Me ha pedido tantas veces dinero que ya me he cansado de decirle que sí. Es un caso extraño, el de esta mujer, porque su apariencia contradice su relato. Primero fueron diez euros, luego otros diez y otros diez y ahora veinte. Me los ha devuelto siempre, es verdad, pero por experiencia sé que hay una última vez en que el dinero ya no vuelve, y antes de que eso suceda, me he negado. Además, le he dicho que no soy un banco, ni un prestamista ni no sé cuántas cosas más. Su decepción ha sido enorme, pero aún así ha insistido, como si de la amistad que no hay entre nosotros dependiera su dignidad. Y no, no puede ser que yo, un desconocido al fin y al cabo, sea la única persona en el mundo que pueda dejarle dinero. Lo más sorprendente es que me habla con absoluta naturalidad de un marido que hace trabajillos esporádicamente, en lo que sale, y de una madre ingrata, «podrida de dinero», que nunca ha llevado bien tener una hija que va a su aire. A mí todas esas cosas no me cuadran, pero a ella parecer ser que sí, y se ve que, en su conjunto, el mundo ha de agradecer que existan personas sensibles y comprensivas como ella, quien, a pesar de todo, no guarda a nadie ningún rencor. No, se acabó, ni un euro más, así que me ha pedido su book de acuarelas y, muy ofendida, ha salido de la tienda sin decir adiós.

En cambio, a mí, su actitud me ha dejado un denso poso de irritación. Por dentro, que no sé si es peor. Me ha pasado otras veces, lo de prestar dinero, así, a cualquiera, deben de ver en mi cara de tontaina o bobalicón. Como el joven aquél, pocos meses después de abrir la tienda. Entró una mañana a comprar unas barritas de incienso para su novia, «que le gustan mucho todas estas cosas». Su desaliño no hacía desconfiar, su barba descuidada tampoco, su pelo revuelto o sin peinar menos porque le colgaba del brazo un viejo casco para la moto que seguramente acababa de aparcar. Lo dijo luego, además. Trabajaba de no sé qué, por temporadas breves, en el ayuntamiento, y venía desde no sé donde en la motillo de no sé quién. Bueno, era simpático y entretenía, y a lo mejor vendría un día con esa novia a la que tanto le gustaban aquellas cosas.
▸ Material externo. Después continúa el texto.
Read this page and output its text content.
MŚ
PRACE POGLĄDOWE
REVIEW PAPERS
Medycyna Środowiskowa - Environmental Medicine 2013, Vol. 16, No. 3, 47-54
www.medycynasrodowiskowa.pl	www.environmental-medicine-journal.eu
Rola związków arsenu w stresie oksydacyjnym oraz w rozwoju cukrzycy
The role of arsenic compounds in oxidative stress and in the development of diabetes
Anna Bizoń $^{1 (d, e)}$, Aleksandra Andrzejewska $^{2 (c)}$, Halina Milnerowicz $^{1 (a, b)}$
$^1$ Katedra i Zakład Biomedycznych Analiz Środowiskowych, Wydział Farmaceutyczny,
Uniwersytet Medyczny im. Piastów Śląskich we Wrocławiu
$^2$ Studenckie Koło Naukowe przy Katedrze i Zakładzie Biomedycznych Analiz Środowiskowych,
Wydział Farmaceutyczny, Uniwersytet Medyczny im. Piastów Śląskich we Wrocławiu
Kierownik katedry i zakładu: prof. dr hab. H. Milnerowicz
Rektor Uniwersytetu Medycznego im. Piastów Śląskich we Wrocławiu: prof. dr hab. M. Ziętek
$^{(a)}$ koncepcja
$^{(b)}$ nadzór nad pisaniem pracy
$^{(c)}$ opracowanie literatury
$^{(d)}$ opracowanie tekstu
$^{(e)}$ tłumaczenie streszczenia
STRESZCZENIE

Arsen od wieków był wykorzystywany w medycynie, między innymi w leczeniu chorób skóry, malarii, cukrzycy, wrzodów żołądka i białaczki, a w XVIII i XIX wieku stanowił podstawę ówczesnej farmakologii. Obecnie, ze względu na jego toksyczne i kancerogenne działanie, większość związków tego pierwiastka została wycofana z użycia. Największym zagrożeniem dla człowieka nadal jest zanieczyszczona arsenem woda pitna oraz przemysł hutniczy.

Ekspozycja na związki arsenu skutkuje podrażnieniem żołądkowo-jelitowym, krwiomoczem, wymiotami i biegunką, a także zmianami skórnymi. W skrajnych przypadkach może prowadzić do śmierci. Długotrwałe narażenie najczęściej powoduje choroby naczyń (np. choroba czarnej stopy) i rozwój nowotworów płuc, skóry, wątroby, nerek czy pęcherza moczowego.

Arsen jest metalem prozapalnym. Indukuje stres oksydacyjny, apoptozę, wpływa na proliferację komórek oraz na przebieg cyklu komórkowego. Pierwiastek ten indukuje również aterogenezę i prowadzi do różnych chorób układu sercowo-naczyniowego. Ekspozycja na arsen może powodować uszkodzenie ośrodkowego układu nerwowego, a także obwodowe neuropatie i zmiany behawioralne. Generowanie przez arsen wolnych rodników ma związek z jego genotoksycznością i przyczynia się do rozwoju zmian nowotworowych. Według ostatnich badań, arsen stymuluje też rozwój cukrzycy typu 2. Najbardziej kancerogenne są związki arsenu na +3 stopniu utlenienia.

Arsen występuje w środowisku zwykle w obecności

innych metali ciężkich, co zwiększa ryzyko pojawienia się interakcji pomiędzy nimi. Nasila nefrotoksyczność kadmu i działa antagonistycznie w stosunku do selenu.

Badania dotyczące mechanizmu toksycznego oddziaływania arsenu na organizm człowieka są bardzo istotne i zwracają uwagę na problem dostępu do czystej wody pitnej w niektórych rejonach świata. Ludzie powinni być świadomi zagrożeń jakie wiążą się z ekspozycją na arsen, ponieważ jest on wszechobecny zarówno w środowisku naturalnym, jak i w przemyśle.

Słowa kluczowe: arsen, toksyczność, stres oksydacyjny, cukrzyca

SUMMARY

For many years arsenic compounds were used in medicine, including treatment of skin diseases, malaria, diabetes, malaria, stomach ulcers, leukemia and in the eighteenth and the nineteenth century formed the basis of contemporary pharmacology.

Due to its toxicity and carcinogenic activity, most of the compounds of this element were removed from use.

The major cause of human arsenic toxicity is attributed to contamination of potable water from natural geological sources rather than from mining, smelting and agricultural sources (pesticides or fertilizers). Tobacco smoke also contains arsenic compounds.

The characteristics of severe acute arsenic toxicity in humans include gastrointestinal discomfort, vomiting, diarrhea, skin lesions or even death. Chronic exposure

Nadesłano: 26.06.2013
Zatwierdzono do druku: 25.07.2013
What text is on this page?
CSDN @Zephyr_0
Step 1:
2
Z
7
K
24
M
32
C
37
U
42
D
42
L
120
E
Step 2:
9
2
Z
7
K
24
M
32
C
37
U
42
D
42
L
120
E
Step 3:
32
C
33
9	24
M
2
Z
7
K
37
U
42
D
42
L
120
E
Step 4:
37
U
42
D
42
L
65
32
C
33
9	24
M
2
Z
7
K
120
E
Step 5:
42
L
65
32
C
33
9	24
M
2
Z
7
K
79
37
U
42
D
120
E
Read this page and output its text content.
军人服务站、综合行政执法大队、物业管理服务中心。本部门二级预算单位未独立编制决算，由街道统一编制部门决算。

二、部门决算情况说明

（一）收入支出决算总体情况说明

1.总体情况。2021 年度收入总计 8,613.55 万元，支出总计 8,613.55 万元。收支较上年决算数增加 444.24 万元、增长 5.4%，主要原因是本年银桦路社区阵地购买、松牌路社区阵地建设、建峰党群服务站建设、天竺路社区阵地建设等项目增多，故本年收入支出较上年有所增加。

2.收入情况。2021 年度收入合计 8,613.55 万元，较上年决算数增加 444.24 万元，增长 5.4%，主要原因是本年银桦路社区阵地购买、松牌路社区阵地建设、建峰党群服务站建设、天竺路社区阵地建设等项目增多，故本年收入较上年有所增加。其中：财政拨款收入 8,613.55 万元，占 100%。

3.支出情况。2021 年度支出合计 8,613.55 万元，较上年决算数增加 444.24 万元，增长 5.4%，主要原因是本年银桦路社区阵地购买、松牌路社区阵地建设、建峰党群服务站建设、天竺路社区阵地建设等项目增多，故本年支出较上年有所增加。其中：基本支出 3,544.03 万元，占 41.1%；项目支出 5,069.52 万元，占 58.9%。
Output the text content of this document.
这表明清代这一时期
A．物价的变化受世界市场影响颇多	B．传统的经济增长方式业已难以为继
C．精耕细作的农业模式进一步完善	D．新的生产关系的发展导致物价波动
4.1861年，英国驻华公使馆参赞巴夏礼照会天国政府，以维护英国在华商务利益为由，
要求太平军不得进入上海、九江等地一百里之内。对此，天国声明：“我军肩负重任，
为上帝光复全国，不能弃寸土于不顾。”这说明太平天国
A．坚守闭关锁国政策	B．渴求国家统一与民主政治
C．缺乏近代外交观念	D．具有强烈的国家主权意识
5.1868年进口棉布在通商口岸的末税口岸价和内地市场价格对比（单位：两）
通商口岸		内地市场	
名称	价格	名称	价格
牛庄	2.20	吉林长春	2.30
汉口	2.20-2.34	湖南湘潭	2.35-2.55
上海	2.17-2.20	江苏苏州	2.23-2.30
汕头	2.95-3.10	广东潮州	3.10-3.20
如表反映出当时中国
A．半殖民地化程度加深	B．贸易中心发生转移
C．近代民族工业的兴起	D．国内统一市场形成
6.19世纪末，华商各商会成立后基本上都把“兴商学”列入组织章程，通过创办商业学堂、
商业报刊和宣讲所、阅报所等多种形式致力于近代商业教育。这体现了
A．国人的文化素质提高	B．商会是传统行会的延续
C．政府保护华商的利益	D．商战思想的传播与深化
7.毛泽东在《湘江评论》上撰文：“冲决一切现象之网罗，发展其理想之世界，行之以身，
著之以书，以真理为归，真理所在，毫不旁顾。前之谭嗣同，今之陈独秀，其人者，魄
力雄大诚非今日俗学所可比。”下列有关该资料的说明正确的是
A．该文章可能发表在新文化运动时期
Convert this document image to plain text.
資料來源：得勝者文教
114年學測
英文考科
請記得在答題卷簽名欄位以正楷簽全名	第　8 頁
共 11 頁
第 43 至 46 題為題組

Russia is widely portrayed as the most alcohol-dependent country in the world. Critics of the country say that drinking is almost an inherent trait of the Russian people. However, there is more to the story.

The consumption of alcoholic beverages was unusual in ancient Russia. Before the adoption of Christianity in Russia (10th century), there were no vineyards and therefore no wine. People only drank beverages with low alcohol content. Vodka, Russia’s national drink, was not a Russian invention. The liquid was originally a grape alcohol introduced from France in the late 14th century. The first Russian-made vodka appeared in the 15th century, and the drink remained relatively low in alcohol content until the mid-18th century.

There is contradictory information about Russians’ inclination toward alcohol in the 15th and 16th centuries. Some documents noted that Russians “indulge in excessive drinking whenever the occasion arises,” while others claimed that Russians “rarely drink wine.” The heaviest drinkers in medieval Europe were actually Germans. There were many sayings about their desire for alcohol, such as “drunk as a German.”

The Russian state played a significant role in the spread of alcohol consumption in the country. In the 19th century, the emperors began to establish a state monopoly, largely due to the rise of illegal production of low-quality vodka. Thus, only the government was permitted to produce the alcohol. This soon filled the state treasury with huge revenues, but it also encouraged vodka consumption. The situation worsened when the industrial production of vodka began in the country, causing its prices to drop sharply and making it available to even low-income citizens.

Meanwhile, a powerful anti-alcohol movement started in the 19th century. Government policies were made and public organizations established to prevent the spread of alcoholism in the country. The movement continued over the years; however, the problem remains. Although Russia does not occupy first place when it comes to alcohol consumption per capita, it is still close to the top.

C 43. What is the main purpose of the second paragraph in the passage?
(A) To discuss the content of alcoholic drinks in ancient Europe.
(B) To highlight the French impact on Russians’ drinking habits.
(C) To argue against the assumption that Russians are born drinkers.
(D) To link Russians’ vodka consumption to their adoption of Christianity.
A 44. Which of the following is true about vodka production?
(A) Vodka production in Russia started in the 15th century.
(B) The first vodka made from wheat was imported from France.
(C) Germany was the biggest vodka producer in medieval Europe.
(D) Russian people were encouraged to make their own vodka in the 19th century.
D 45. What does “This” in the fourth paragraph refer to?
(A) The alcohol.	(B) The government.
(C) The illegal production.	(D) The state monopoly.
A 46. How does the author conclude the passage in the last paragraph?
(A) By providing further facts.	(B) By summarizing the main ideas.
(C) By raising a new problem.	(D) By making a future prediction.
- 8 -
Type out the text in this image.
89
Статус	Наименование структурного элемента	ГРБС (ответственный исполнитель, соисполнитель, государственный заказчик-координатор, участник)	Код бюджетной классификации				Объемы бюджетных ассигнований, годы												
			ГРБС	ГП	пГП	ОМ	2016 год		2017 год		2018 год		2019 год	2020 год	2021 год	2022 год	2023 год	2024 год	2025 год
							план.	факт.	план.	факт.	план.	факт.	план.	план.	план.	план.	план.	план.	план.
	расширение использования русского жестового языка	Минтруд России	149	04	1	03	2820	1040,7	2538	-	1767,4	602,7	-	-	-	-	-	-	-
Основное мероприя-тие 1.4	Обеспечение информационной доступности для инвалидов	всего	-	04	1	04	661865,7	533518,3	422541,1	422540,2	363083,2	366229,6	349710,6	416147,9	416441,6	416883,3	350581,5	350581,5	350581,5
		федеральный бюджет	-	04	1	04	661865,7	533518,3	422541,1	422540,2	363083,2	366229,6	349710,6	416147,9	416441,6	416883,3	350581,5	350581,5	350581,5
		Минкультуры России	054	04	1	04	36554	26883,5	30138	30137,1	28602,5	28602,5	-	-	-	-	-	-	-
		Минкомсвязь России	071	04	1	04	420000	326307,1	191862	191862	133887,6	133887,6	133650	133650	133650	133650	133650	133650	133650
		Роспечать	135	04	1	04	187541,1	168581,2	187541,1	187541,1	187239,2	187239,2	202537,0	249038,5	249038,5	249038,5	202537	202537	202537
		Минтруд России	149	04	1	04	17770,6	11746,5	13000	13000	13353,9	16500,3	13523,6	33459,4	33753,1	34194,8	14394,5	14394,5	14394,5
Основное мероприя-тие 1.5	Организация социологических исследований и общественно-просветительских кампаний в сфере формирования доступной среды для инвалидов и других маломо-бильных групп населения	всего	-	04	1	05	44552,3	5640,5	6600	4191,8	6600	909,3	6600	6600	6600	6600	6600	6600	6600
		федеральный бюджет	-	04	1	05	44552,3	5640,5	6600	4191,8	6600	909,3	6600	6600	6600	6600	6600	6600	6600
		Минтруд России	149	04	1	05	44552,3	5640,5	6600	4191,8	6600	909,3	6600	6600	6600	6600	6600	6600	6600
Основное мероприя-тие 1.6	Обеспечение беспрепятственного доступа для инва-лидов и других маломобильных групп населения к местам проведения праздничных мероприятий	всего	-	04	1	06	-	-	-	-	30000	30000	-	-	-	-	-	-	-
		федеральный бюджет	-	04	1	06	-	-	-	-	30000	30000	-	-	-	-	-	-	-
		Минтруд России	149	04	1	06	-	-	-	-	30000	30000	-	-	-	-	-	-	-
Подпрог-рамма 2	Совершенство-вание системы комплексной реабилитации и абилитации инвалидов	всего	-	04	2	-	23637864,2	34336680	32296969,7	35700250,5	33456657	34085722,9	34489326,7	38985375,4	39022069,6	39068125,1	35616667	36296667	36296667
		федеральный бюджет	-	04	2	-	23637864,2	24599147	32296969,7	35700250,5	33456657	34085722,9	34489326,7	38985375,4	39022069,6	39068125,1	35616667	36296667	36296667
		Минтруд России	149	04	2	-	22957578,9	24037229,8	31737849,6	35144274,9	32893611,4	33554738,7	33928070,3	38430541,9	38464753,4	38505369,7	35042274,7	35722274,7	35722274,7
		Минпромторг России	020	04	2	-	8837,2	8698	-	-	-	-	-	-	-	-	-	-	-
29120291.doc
Vino él, otro día, con no sé qué reclamo a cuenta de no sé qué asunto. Charlamos, me entretuvo, seguía sin afeitar. Que si le dejaba cinco euros, me dijo al final. Para la gasolina, que esa mañana se le había olvidado coger algo suelto. Me los devolvería, dijo. Y me los devolvió, pero no sé cuándo, ni cuánto, no conté aquel puñado de diminutas monedas que dejó sobre el mostrador. Con la misma camisa y el mismo pantalón, pero mojados, porque aquella mañana llovía bien, entró otro día en la tienda y con apremio y como con humilde necesidad, casi dando lástima, me pidió diez euros. Que ya no tenía la moto y tenía que ir en autobús, pero sólo unos días, hasta que le dejaran otra. Cómo no se los íba a dejar, así como estaba, empapado y triste, sin moto y a lo mejor ya también sin novia, si alguna vez la tuvo. No lo llegué a saber porque ni vino ni le he vuelto a ver más, desapareció para siempre y los diez euros desaparecieron con él, pero eso ya no importa, creo que en el fondo me gustaría verle aparecer, por verle aparecer, incluso estaría dispuesto a darle diez euros sólo por verle aparecer.